Tips for coping: Reflection is better in small and frequent dosages rather than in large dosages once a year. Take some time off from your busy routine to think about the course of your life frequently. This allows you to adapt before you deviate too much from your goals. Reflection is healthy when it is accurate, balanced and when it leads to adaptive change. Be grateful for the things that you have achieved. Do not just focus on what you don't have. If you are not satisfied with your situation, come up with ways to change your situation. But, beware, only set specific, tangible and realistic goals! Setting unrealistic or abstract goals is common and leads to disappointment. Discuss with your support network (family members and/or friends) what's on your mind and accept help if you need it.
There is a strong cultural expectation according to which one should spend the holidays with their family.
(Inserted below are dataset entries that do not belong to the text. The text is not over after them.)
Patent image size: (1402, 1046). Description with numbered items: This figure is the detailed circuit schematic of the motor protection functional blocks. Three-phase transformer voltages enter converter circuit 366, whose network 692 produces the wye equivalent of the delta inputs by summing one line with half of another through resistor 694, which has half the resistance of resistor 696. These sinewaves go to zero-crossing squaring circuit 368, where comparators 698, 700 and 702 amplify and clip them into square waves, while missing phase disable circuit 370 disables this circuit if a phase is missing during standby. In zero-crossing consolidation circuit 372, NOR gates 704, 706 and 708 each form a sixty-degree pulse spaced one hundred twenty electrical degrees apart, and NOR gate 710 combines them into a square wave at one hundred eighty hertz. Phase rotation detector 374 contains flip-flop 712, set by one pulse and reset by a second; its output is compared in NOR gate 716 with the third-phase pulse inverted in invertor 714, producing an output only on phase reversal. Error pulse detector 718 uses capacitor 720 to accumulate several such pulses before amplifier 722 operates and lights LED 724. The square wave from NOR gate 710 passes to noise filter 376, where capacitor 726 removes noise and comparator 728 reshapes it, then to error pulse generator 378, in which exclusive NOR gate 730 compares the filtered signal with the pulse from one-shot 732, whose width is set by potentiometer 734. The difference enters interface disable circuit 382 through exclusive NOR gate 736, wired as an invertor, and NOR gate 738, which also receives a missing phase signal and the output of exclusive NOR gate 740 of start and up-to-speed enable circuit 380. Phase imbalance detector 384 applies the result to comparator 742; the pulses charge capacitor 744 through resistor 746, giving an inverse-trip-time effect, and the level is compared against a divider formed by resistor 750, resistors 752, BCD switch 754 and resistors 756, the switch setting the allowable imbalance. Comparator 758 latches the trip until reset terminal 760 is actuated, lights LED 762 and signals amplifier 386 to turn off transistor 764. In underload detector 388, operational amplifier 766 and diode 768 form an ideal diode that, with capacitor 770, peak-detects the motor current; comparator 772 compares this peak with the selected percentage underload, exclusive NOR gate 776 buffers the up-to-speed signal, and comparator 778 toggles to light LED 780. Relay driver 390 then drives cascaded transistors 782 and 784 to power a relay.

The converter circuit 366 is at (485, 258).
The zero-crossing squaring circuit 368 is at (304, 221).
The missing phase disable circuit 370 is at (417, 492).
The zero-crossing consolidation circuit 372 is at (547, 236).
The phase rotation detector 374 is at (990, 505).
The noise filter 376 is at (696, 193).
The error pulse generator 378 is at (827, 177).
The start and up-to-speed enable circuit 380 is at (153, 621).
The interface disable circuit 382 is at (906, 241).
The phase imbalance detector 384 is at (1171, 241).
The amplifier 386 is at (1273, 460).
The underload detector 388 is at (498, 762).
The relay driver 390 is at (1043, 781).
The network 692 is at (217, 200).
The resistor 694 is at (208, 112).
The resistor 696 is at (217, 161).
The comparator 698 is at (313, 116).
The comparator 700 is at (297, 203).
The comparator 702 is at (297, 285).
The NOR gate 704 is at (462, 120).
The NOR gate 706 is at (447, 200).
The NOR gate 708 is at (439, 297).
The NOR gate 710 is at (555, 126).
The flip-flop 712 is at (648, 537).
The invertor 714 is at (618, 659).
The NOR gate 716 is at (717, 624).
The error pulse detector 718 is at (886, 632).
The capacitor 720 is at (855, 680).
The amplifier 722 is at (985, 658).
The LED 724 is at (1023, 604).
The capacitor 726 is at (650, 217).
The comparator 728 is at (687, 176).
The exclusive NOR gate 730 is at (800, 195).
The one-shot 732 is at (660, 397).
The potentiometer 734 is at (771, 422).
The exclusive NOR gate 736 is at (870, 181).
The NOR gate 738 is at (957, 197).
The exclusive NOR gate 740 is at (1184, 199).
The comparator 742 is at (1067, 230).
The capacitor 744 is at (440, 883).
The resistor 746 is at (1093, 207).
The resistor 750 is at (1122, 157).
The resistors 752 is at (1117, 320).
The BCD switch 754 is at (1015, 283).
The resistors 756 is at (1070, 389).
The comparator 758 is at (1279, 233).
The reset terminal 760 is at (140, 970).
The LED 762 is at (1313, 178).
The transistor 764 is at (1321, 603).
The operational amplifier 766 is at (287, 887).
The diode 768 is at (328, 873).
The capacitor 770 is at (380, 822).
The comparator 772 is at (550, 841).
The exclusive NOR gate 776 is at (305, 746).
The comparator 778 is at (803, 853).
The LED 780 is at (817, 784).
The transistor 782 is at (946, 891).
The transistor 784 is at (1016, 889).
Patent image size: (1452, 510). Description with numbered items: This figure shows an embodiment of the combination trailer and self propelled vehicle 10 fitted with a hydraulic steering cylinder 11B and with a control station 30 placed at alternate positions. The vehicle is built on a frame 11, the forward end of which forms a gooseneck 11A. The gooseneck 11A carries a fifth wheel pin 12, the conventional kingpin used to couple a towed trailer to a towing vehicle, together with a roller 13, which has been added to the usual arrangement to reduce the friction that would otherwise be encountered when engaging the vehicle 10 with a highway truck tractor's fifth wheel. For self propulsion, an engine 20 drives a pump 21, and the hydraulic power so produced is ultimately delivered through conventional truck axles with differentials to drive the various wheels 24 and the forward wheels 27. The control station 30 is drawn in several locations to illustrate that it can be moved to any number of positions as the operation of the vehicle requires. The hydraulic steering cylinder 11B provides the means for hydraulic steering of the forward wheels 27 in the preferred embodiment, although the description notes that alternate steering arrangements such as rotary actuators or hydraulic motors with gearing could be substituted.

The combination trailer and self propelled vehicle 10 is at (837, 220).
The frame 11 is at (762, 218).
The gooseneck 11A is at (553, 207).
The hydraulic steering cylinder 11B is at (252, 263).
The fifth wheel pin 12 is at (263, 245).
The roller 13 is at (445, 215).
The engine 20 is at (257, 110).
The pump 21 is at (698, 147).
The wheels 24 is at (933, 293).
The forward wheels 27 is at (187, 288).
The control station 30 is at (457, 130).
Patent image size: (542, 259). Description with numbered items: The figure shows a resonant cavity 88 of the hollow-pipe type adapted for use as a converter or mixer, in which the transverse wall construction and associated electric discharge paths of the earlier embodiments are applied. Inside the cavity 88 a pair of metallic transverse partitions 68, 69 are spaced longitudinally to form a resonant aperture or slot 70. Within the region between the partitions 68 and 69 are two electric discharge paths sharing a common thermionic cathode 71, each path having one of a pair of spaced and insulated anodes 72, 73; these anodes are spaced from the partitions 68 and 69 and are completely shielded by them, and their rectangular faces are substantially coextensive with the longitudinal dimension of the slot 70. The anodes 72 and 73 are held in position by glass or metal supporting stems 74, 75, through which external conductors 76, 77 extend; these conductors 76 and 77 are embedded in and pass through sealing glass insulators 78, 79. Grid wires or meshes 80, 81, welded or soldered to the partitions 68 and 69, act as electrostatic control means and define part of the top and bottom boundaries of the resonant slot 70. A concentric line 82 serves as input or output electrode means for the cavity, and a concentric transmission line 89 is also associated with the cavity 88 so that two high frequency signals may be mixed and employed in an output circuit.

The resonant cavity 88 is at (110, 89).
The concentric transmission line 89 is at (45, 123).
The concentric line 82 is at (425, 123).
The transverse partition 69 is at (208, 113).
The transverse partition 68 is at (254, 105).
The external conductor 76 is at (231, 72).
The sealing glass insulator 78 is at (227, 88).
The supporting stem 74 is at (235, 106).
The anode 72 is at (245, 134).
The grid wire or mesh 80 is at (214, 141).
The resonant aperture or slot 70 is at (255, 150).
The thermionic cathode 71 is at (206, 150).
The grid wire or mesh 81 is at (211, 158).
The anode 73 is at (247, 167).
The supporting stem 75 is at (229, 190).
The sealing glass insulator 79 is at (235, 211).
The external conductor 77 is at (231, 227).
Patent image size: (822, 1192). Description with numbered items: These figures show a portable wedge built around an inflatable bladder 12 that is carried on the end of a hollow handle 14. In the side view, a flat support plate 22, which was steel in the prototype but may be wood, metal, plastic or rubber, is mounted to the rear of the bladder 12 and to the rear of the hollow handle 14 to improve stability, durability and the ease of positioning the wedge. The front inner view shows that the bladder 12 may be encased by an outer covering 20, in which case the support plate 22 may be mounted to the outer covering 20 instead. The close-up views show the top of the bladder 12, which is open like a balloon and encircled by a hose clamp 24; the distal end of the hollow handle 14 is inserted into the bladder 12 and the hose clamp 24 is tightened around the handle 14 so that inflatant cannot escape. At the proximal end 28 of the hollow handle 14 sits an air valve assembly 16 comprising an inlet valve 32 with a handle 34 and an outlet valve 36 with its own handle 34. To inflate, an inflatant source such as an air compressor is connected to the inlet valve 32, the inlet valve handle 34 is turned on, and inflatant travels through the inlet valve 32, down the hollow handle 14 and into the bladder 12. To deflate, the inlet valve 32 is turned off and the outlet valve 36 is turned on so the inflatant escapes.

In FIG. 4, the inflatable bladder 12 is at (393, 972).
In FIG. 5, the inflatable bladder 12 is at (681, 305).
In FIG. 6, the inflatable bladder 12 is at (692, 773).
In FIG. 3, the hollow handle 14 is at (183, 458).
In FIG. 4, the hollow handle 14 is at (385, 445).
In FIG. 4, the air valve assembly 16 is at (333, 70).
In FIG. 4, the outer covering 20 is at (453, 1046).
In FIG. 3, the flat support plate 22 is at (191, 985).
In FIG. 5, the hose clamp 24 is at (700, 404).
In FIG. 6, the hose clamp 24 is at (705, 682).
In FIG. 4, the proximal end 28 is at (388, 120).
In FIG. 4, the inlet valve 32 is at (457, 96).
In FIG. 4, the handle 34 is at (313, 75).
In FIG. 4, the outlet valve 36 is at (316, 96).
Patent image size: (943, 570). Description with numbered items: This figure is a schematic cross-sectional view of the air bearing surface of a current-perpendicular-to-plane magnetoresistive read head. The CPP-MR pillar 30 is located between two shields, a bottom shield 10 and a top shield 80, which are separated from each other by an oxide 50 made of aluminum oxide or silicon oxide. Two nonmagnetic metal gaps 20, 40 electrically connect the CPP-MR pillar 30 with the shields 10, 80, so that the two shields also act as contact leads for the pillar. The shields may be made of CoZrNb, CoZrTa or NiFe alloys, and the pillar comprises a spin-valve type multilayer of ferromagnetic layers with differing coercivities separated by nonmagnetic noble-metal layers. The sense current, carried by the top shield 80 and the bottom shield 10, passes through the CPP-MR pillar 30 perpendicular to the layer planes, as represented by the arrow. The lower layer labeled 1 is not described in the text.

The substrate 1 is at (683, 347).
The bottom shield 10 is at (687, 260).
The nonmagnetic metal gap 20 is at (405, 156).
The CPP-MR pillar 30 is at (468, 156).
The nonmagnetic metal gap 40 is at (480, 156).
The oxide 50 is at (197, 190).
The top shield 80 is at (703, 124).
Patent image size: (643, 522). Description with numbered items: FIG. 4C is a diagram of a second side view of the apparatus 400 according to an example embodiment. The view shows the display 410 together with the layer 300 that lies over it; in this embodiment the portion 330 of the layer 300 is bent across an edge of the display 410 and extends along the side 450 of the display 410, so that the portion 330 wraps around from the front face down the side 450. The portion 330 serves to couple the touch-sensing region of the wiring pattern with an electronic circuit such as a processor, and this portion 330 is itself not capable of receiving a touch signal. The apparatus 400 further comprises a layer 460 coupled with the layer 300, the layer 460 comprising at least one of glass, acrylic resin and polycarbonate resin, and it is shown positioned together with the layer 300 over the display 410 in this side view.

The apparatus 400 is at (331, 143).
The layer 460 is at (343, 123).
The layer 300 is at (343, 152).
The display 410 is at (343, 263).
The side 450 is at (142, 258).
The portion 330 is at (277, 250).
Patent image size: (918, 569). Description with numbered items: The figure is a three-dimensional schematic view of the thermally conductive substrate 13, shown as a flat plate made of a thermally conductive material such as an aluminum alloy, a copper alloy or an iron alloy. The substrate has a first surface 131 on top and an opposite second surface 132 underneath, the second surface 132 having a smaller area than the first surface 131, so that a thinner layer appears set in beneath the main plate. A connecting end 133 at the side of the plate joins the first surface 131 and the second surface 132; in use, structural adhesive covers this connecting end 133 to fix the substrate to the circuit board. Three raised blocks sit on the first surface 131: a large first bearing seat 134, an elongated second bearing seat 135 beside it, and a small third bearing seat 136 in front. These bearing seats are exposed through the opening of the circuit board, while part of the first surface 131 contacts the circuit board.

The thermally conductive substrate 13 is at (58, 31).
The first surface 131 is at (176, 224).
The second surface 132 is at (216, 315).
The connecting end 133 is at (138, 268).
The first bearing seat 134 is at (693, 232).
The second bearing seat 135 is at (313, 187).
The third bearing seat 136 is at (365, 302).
When this is not possible, often times people feel really sad. Tips for coping: There is no reason why you cannot spend quality time with your family members or loved ones outside of the holiday season if for some reason you cannot meet with them this year. Make time at another time and enjoy their company then. Make alternative plans with other friends or family for this upcoming holiday season. The fact that you cannot spend the holidays with your family this year, does not mean that you have to be alone.
Also, many people feel the absence of their family members or their loved ones who have passed away more intensely during the holiday season. This can sometimes lead to reexperiencing a grief reaction during the holiday season. Tips for coping: Your loved ones who have passed away will always have a very special place in your heart. At the same time, they most certainly would like for you to be happy and enjoy the holidays. Share your feelings about how much you miss your loved ones who have passed away with your family and friends, honor them with a prayer, a dedication or say a few words in their memory to your loved ones who are surrounding you now.
Yes, there is a form of major depressive disorder (the scientific term for clinical depression) which is more common in the wintertime. This form is called winter seasonal affective disorder (sometimes referred to as winter depression). In this disorder, clinical episodes of depression tend to occur in late fall and early winter, and resolve during the spring and the summer. Symptoms of depression more typical of this form include: increase in appetite and subsequent weight gain, increase in the duration of sleep, increased sensitivity to interpersonal rejection and a feeling of heaviness of the upper and lower extremities. Statistical surveys indicate that winter seasonal affective disorder affects 4-9% of the population. It should be noted that winter seasonal affective disorder also exists in the Southern Hemisphere and occurs as expected during the corresponding winter months (June, July, August) following a similar pattern of symptomatology.
Therefore, this disorder cannot be caused merely by the stresses of the holiday season, and must have a biological explanation. Indeed, this disorder appears to be related to the reaction of the brain to the significantly decreased exposure to sunlight that happens as the days get shorter and shorter during late fall and early winter. Decreased exposure to sunlight can thus affect mood in a negative manner and even cause depression to some people.
The gold standard of treatment includes light therapy. This involves daily sessions of exposure to bright, broad spectrum, white light for 60-90 minutes per day every morning, and this is usually done at the convenience of one's home. Relatively inexpensive special lamps fulfilling specific light parameters are utilized. Antidepressants and psychotherapy are also effective and are often used.